Forum Discussion

AlabamaTraveler's avatar
Aug 23, 2013

Yosemite is burning....

We have been there. This is heartbreaking. For those who have never been to this very special place, you might not understand. For those who have been there, this is devastating. The fire isn't in the valley yet, but this is really looking bad.
  • Alot of the reason for the catastofic fires is because of fire suppression that was started years and years ago not climate change. Whenever it was that they first ran to put out a fire it just added to the fuel load instaed of letting them burn, but in the interim we had logging and grazing that kept the fuel loads down but since so called enviroventalists stopped the the logging and grazing the fuel loads have gotten to where they cant even begin to stop a fire. I feel bad for anyone in its path.


  • Dan this is Harden Flat/ Berkeley Camp going up in smoke just south (to the right) of Sawmill Mtn. Further right is Pilot Ridge, which has burned unabated all week, burning towards the Merced River headwaters. sad.
  • Our whole extended family is in mourning -- this lovely area will never look the same in our lifetimes. I wonder if the intensity of this fire will encourage the Forest Service to allow more selective logging -- not clear-cutting, but thinning. The California Department of Fire manages a couple of demonstration forests -- Jackson and Mountain Home -- that have been carefully thinned. The forests look great -- green and healthy. And the thinning costs nothing -- the loggers pay for the right to harvest the trees.

    This may be the best solution to drought and climate change. But I am no expert on forest management, so I really don't know.
  • Really puzzling why they didn't do more. They recently lifted the 39" rule and we did see larger trees on logging trucks. If money from resource harvesting went back into the forest perhaps closures wouldn't be necessary.

    To their credit when selective harvesting is done the area responds quickly. Near us they harvested and the crews even trucked out the slash. It was then used to generate electricity to run their plants.
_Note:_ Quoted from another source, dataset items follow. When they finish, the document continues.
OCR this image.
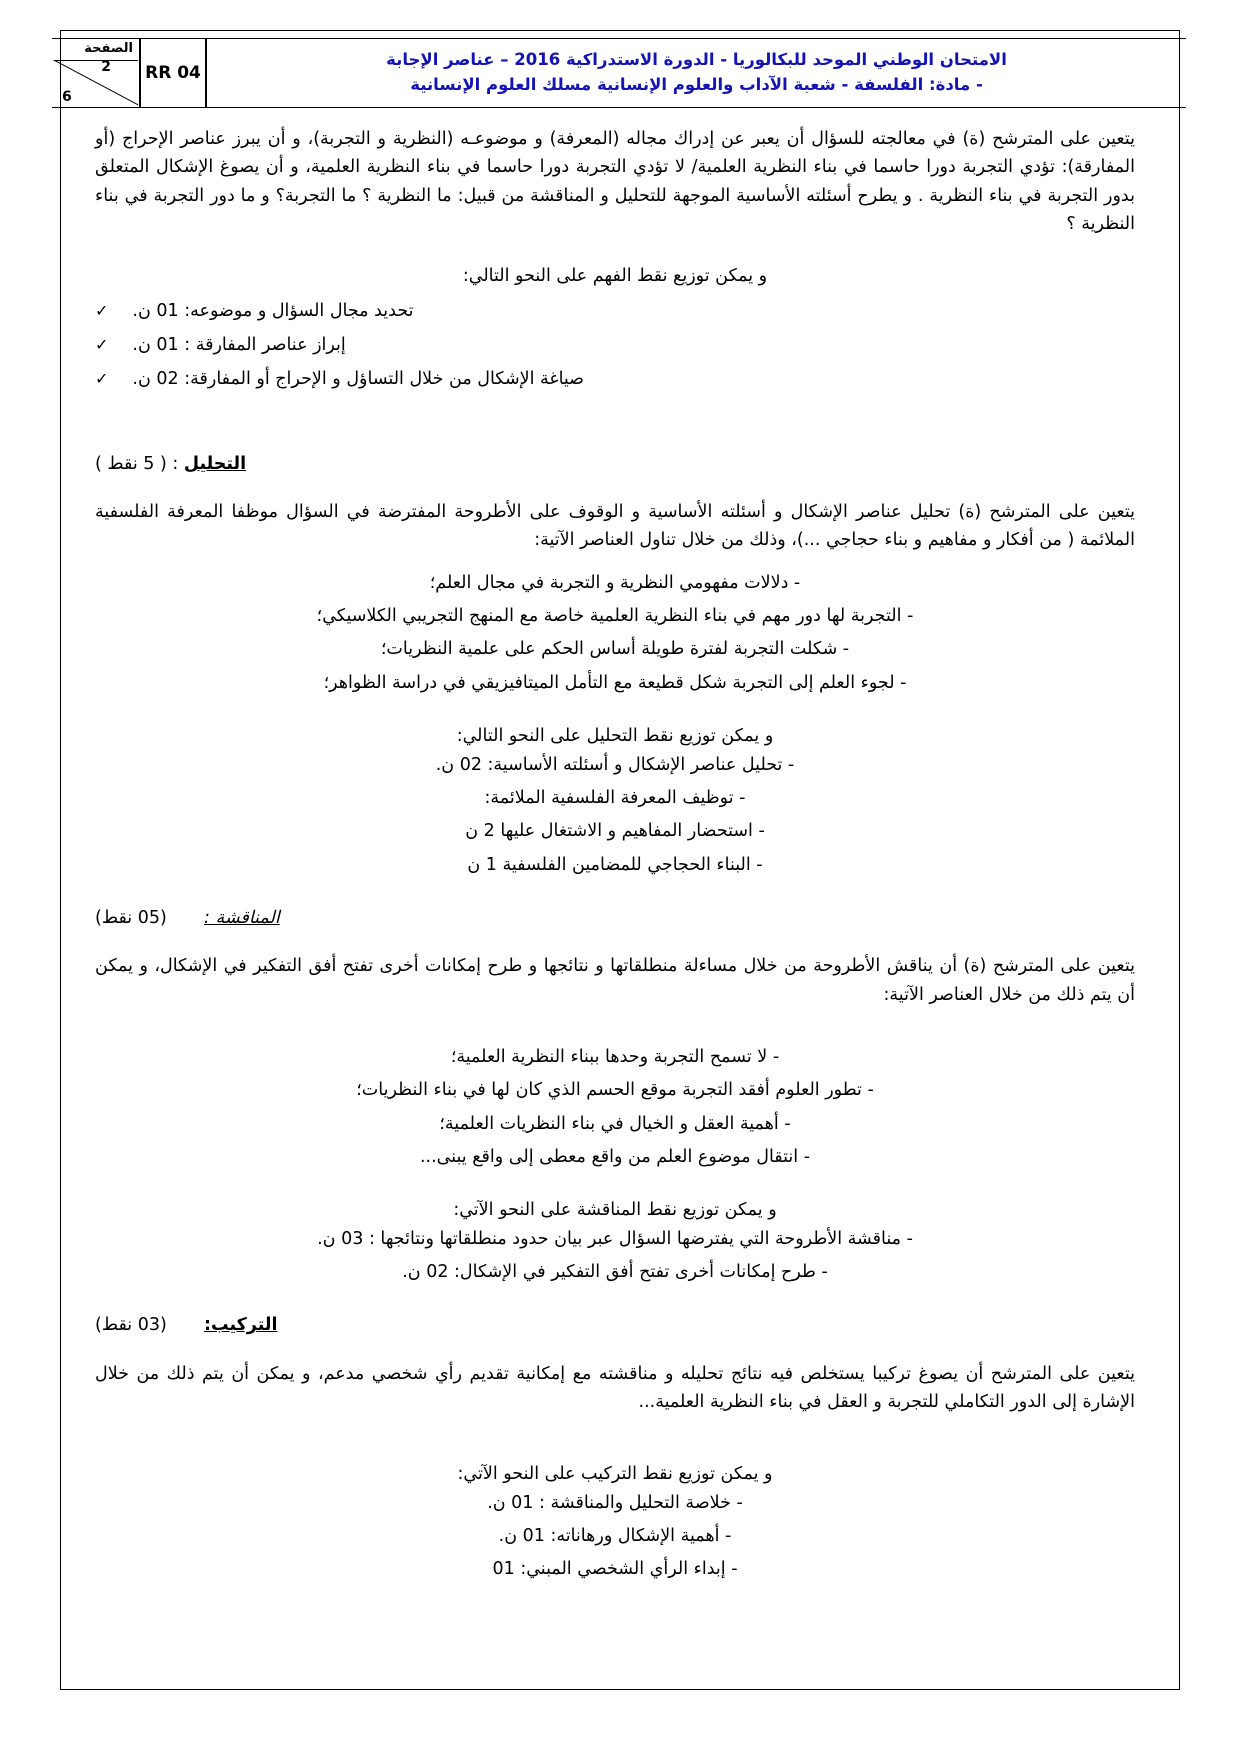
الصفحة
2
6
RR 04
الامتحان الوطني الموحد للبكالوريا - الدورة الاستدراكية 2016 – عناصر الإجابة
- مادة: الفلسفة - شعبة الآداب والعلوم الإنسانية مسلك العلوم الإنسانية

يتعين على المترشح (ة) في معالجته للسؤال أن يعبر عن إدراك مجاله (المعرفة) و موضوعـه (النظرية و التجربة)، و أن يبرز عناصر الإحراج (أو المفارقة): تؤدي التجربة دورا حاسما في بناء النظرية العلمية/ لا تؤدي التجربة دورا حاسما في بناء النظرية العلمية، و أن يصوغ الإشكال المتعلق بدور التجربة في بناء النظرية . و يطرح أسئلته الأساسية الموجهة للتحليل و المناقشة من قبيل: ما النظرية ؟ ما التجربة؟ و ما دور التجربة في بناء النظرية ؟

و يمكن توزيع نقط الفهم على النحو التالي:

تحديد مجال السؤال و موضوعه: 01 ن.
✓
إبراز عناصر المفارقة : 01 ن.
✓
صياغة الإشكال من خلال التساؤل و الإحراج أو المفارقة: 02 ن.
✓

التحليل : ( 5 نقط )

يتعين على المترشح (ة) تحليل عناصر الإشكال و أسئلته الأساسية و الوقوف على الأطروحة المفترضة في السؤال موظفا المعرفة الفلسفية الملائمة ( من أفكار و مفاهيم و بناء حجاجي ...)، وذلك من خلال تناول العناصر الآتية:

- دلالات مفهومي النظرية و التجربة في مجال العلم؛
- التجربة لها دور مهم في بناء النظرية العلمية خاصة مع المنهج التجريبي الكلاسيكي؛
- شكلت التجربة لفترة طويلة أساس الحكم على علمية النظريات؛
- لجوء العلم إلى التجربة شكل قطيعة مع التأمل الميتافيزيقي في دراسة الظواهر؛

و يمكن توزيع نقط التحليل على النحو التالي:

- تحليل عناصر الإشكال و أسئلته الأساسية: 02 ن.
- توظيف المعرفة الفلسفية الملائمة:
- استحضار المفاهيم و الاشتغال عليها 2 ن
- البناء الحجاجي للمضامين الفلسفية 1 ن

المناقشة :  (05 نقط)

يتعين على المترشح (ة) أن يناقش الأطروحة من خلال مساءلة منطلقاتها و نتائجها و طرح إمكانات أخرى تفتح أفق التفكير في الإشكال، و يمكن أن يتم ذلك من خلال العناصر الآتية:

- لا تسمح التجربة وحدها ببناء النظرية العلمية؛
- تطور العلوم أفقد التجربة موقع الحسم الذي كان لها في بناء النظريات؛
- أهمية العقل و الخيال في بناء النظريات العلمية؛
- انتقال موضوع العلم من واقع معطى إلى واقع يبنى...

و يمكن توزيع نقط المناقشة على النحو الآتي:

- مناقشة الأطروحة التي يفترضها السؤال عبر بيان حدود منطلقاتها ونتائجها : 03 ن.
- طرح إمكانات أخرى تفتح أفق التفكير في الإشكال: 02 ن.

التركيب:  (03 نقط)

يتعين على المترشح أن يصوغ تركيبا يستخلص فيه نتائج تحليله و مناقشته مع إمكانية تقديم رأي شخصي مدعم، و يمكن أن يتم ذلك من خلال الإشارة إلى الدور التكاملي للتجربة و العقل في بناء النظرية العلمية...

و يمكن توزيع نقط التركيب على النحو الآتي:

- خلاصة التحليل والمناقشة : 01 ن.
- أهمية الإشكال ورهاناته: 01 ن.
- إبداء الرأي الشخصي المبني: 01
My only complaint is they don't masticate fine enough and walking through the forest afterwards is rather hazardous.
  • profdant139 wrote:
    Our whole extended family is in mourning -- this lovely area will never look the same in our lifetimes.


    I wouldn't say that. I visited Yellowstone in my 20s, four years before the massive fire of 1988. I've been back 4 times in the last 10 years, the burn areas look great, most of the new trees are 6' plus now, and were easily 4+ back in 2004.
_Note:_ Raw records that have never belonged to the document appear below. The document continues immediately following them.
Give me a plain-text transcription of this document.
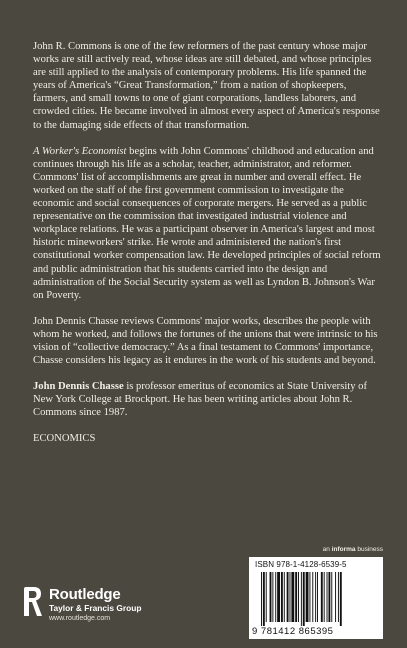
John R. Commons is one of the few reformers of the past century whose major works are still actively read, whose ideas are still debated, and whose principles are still applied to the analysis of contemporary problems. His life spanned the years of America's “Great Transformation,” from a nation of shopkeepers, farmers, and small towns to one of giant corporations, landless laborers, and crowded cities. He became involved in almost every aspect of America's response to the damaging side effects of that transformation.

A Worker's Economist begins with John Commons' childhood and education and continues through his life as a scholar, teacher, administrator, and reformer. Commons' list of accomplishments are great in number and overall effect. He worked on the staff of the first government commission to investigate the economic and social consequences of corporate mergers. He served as a public representative on the commission that investigated industrial violence and workplace relations. He was a participant observer in America's largest and most historic mineworkers' strike. He wrote and administered the nation's first constitutional worker compensation law. He developed principles of social reform and public administration that his students carried into the design and administration of the Social Security system as well as Lyndon B. Johnson's War on Poverty.

John Dennis Chasse reviews Commons' major works, describes the people with whom he worked, and follows the fortunes of the unions that were intrinsic to his vision of “collective democracy.” As a final testament to Commons' importance, Chasse considers his legacy as it endures in the work of his students and beyond.

John Dennis Chasse is professor emeritus of economics at State University of New York College at Brockport. He has been writing articles about John R. Commons since 1987.

ECONOMICS

Routledge
Taylor & Francis Group
www.routledge.com
an informa business
ISBN 978-1-4128-6539-5
9 781412 865395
    To see a forest reseed itself and sprout forth from the ashes is a wonder to behold.

    I drive HWY 120 at least once a year, looking forward to the next few years to see it as it returns.
  • I also was in Yellowstone before and after the big one, while I do agree some fire is good, to my liking it ruined the landscape in Yellowstone for the next 50 years, I am optimistic that in my later years I will see the majestic trees reaching 70+feet again, and while it is amazing at the regeneration of the forest after a fire, the little 6 to 10 foot trees just don't move me like a big forest, I am sad for the Hetch Hetchy and surrounding forest, and for you folks in its path.
  • I don't know about others, but seeing endless forests of brown trees didn't make me feel all that good in Yellowstone. I went there back in 1988 during the fire and returned in 1995 and 2006, and to me it hasn't changed that much yet. I'm just hoping that Yosemite doesn't have that happen to it.

    Bob in Calif.
  • Bob, the area that I am concerned about is the west side of the 120 corridor and the Hetch Hetchy area. Yosemite Valley and Glacier Point are untouched, and I am pretty sure that the high country of Tenaya and Tioga are safe, too. But the destruction of the Berkeley Tuolumne Family Camp is an unmitigated loss to our family -- my wife's side has been going there at least once a year for more than fifty years.
  • There is nothing natural about a man caused fire. While we do not know the cause of this fire its clear that the vast majority of fires in the USA are man caused. In 2012 alone there were 9400 lightening caused fires and 58,000 fires attributed to man.